VisuRiddles: Fine-Grained Perception is a Primary Bottleneck for Multimodal Large Language Models in Abstract Visual Reasoning¶

Conference: ICLR 2026
OpenReview: https://openreview.net/forum?id=fGRwRnDVMX
Code: https://github.com/yh-hust/VisuRiddles (Available)
Area: Multimodal VLM / LLM Reasoning
Keywords: Abstract Visual Reasoning, Fine-grained Perception, Visual Riddle Benchmark, Data Synthesis, Reinforcement Learning

TL;DR¶

Using a real-world riddle benchmark (VisuRiddles) and a synthesizer with structured perceptual descriptions, this paper systematically proves that the root cause of Multimodal Large Language Models (MLLMs) failing in Abstract Visual Reasoning (AVR) is lack of fine-grained perception rather than weak reasoning ability. Based on this, it proposes the "SFT for perception, then GRPO for reasoning" two-stage training paradigm (PAVR), enabling a 7B model to outperform commercial models like GPT-5 and Gemini-2.5-Pro in AVR tasks.

Background & Motivation¶

Background: MLLMs have made rapid progress in general visual understanding and mathematical reasoning over the past two years. The mainstream improvement path involves scaling parameters, adding CoT prompting, and implementing inference-time scaling ("think" mode), which have proven effective on many benchmarks.

Limitations of Prior Work: When it comes to Abstract Visual Reasoning (AVR)—intellectual puzzles where humans find patterns in abstract shapes to select the next item—even the strongest models fail. Even Gemini-2.5-Pro often achieves accuracy close to random guessing, significantly below the human level of ~62%. Surprisingly, these puzzles are not inherently difficult for humans.

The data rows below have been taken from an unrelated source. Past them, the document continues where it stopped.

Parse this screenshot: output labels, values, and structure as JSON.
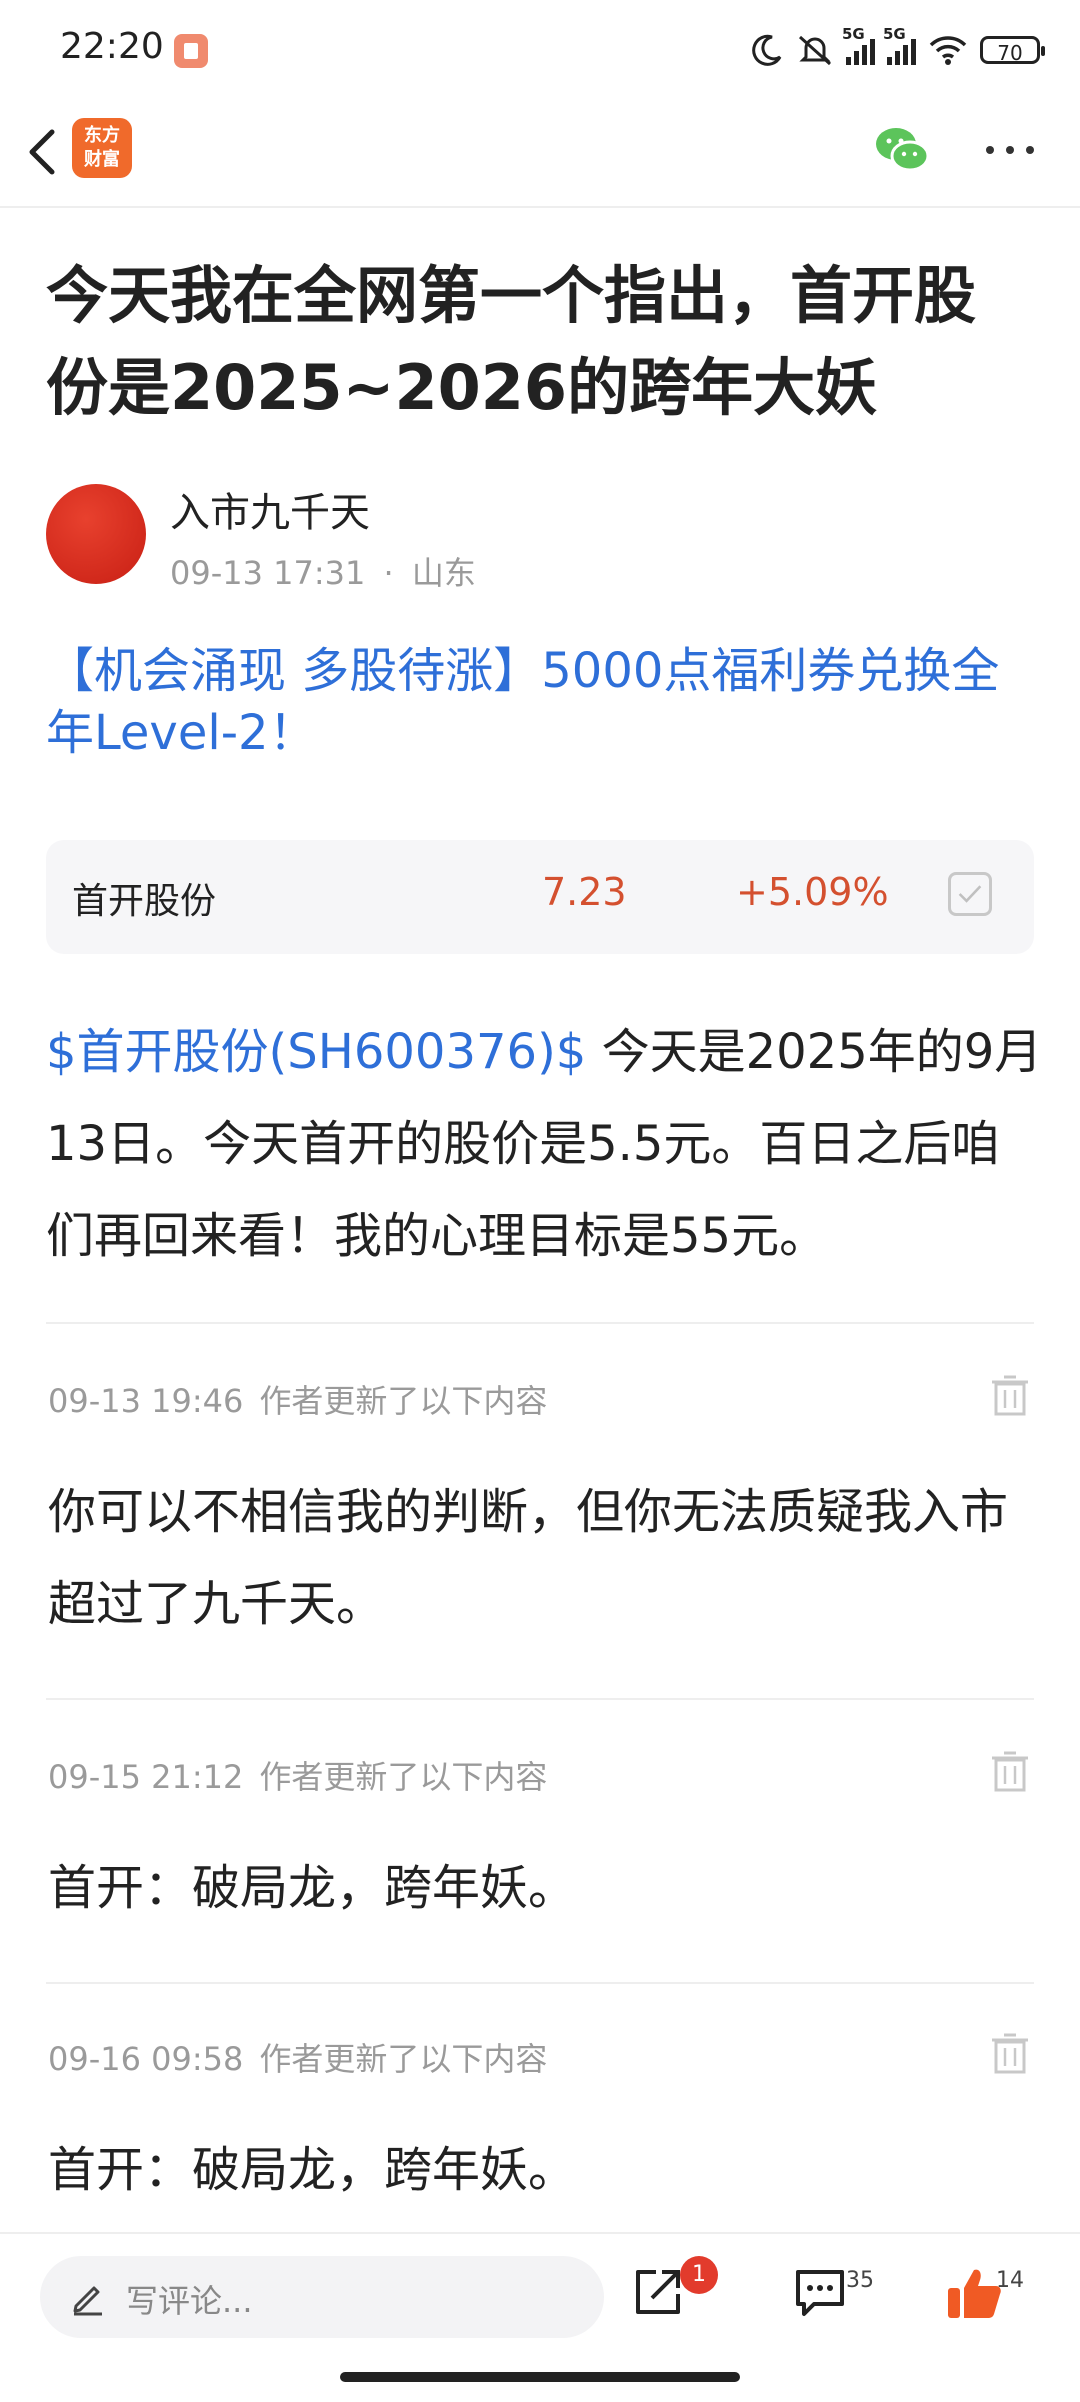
{
  "status_bar": {
    "time": "22:20",
    "net1": "5G",
    "net2": "5G",
    "battery": "70"
  },
  "nav": {
    "logo_line1": "东方",
    "logo_line2": "财富"
  },
  "article": {
    "title": "今天我在全网第一个指出，首开股份是2025~2026的跨年大妖",
    "author": "入市九千天",
    "date": "09-13 17:31",
    "sep": "·",
    "location": "山东",
    "promo": "【机会涌现 多股待涨】5000点福利券兑换全年Level-2！",
    "stock": {
      "name": "首开股份",
      "price": "7.23",
      "change": "+5.09%"
    },
    "body_tag": "$首开股份(SH600376)$",
    "body_text": "  今天是2025年的9月13日。今天首开的股价是5.5元。百日之后咱们再回来看！我的心理目标是55元。"
  },
  "updates": [
    {
      "time": "09-13 19:46",
      "label": "作者更新了以下内容",
      "text": "你可以不相信我的判断，但你无法质疑我入市超过了九千天。"
    },
    {
      "time": "09-15 21:12",
      "label": "作者更新了以下内容",
      "text": "首开：破局龙，跨年妖。"
    },
    {
      "time": "09-16 09:58",
      "label": "作者更新了以下内容",
      "text": "首开：破局龙，跨年妖。"
    }
  ],
  "bottom_bar": {
    "comment_placeholder": "写评论...",
    "share_badge": "1",
    "comments_count": "35",
    "likes_count": "14"
  },
  "colors": {
    "accent_link": "#2e6fd8",
    "stock_up": "#d4502f",
    "like": "#f05a24",
    "badge": "#e23b2c"
  }
}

Key Challenge: The paper decomposes the difficulty of AVR into two parts—fine-grained perception and logical reasoning. Current academic efforts are almost entirely focused on "reasoning enhancement," while severely neglecting the ability to "perceive subtle visual structures like positions, styles, and attributes in abstract shapes." A key observation confirms this: when abstract shapes are manually rewritten into structured perceptual descriptions (e.g., "3×3 grid, 8 triangular sectors per grid, sectors 2/3/6/8 filled black") and fed to the model, previously failed problems are solved immediately. This suggests the bottleneck is not "failing to reason" but "failing to see."

Goal: (1) Create a benchmark that objectively evaluates AVR capabilities without relying on external knowledge; (2) Address the lack of intermediate perceptual annotations in existing datasets to provide explicit supervision; (3) Design a training scheme to improve both perception and reasoning.

Key Insight: Since perception is the neglected bottleneck, it should be improved first as a foundation for optimizing reasoning—"see clearly before thinking correctly."

Core Idea: Use a synthesizer to automatically generate "abstract shapes + aligned structured perceptual descriptions + CoT reasoning chains." Fine-grained perception is injected into the model via SFT, followed by GRPO reinforcement learning to stabilize perceptual strategy selection and enhance reasoning, resulting in the Perception-Augmented Visual Reasoner (PAVR).

Method¶

Overall Architecture¶

The work consists of two main components: a resource called VisuRiddles (Benchmark for evaluation + Synthesizer for training) and a two-stage training paradigm, PAVR, built upon it. The Benchmark objectively measures AVR shortcomings, the Synthesizer generates training problems with perceptual labels, and PAVR applies this synthetic data to SFT and RL for evaluation on the benchmark.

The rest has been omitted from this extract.